Denn macht man einen Fehler und lässt jemanden ins Land, der keine korrekten Papiere hat, wird man gebüsst. Dabei ist der Lohn schon so knapp; und dann hat man zu Hause auch noch ein krankes Kind, das stirbt, wenn man keine Medikamente kaufen kann.

Aus Liebe zu seiner Familie beginnt man gegen die Menschlichkeit zu handeln. Doch noch verstörender als das ist die Tatsache, dass man immer mehr in seiner Tätigkeit als Zollbeamter aufgeht. Wenn man exakt und fehlerfrei arbeitet, wird man belohnt, was ein befriedigendes Gefühl auslöst.

So weit reicht das Spiel zur Gotthardsanierung von OpinionGames nicht – will und muss es auch nicht.

Es ist ein Informationsspiel, das einem die wichtigsten Argumente spielerisch vor Augen führt.

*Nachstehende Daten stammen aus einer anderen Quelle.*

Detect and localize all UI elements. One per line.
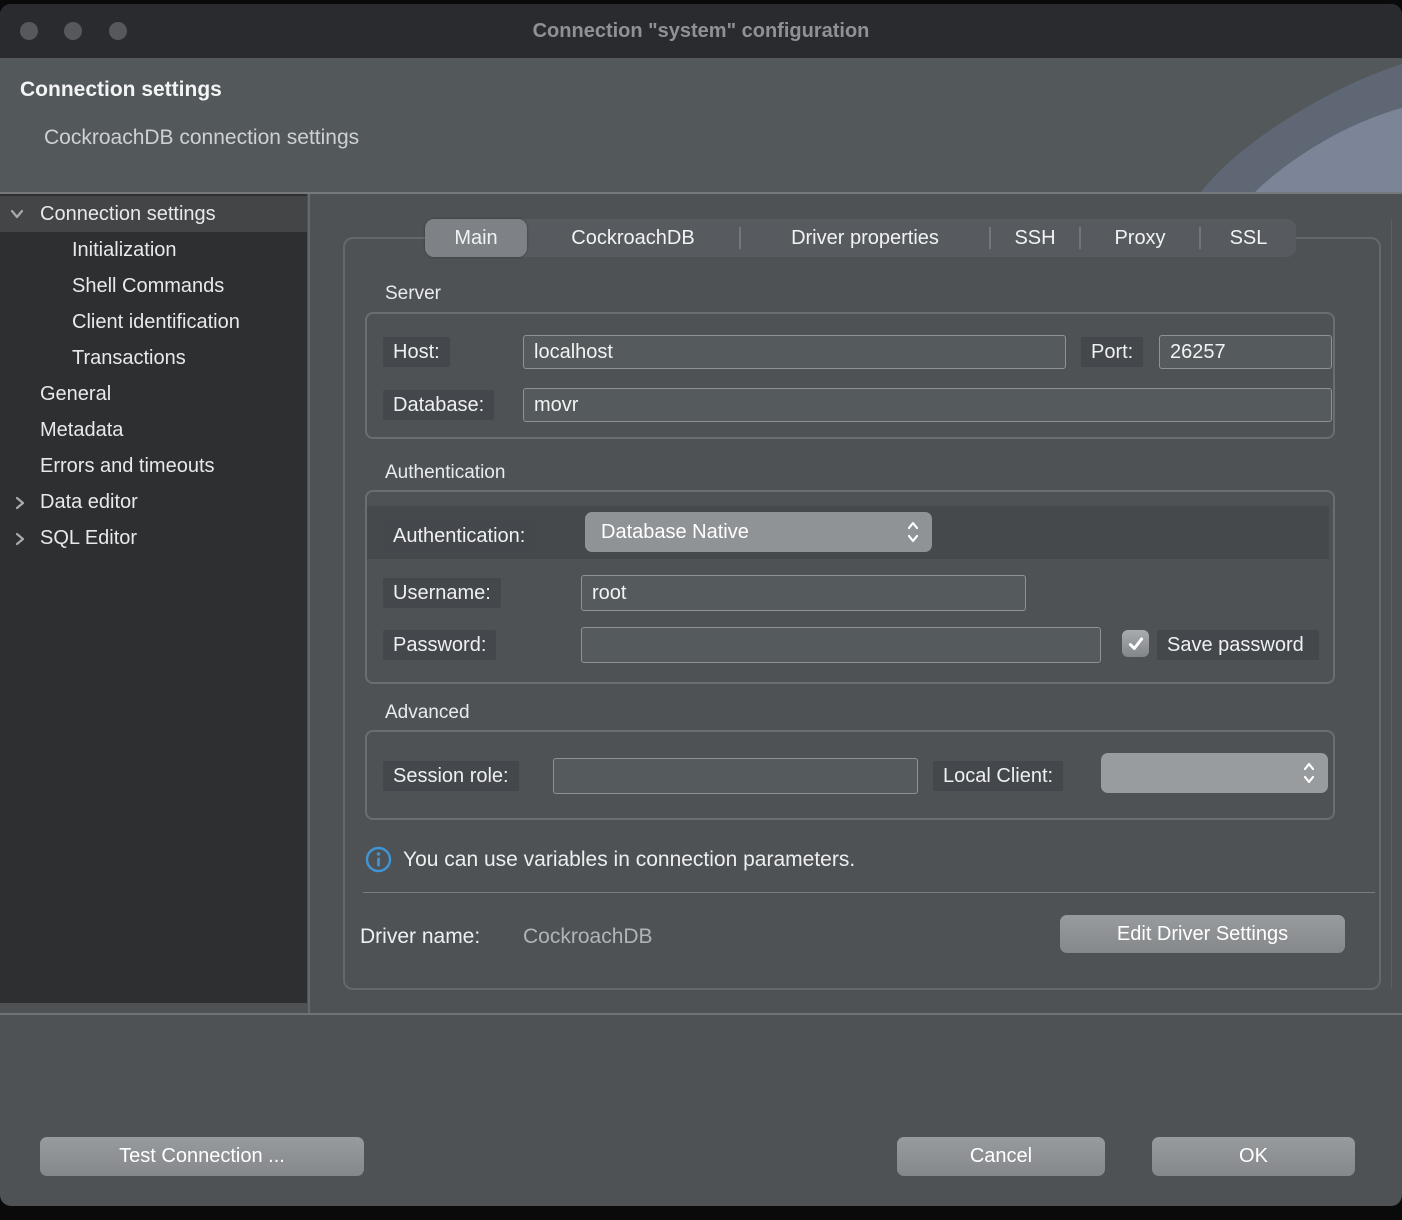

Dennoch mag man dem Spiel einen tieferen Sinn abgewinnen. Es lässt sich nämlich nicht gewinnen – egal, ob man sich für die Pro- oder die Kontra-Seite entscheidet.

Und so ist es doch oft auch mit der Politik. Die Wahrheit liegt – ganz im Sinne der Dialektik – irgendwo zwischen den Ansichten beider Seiten.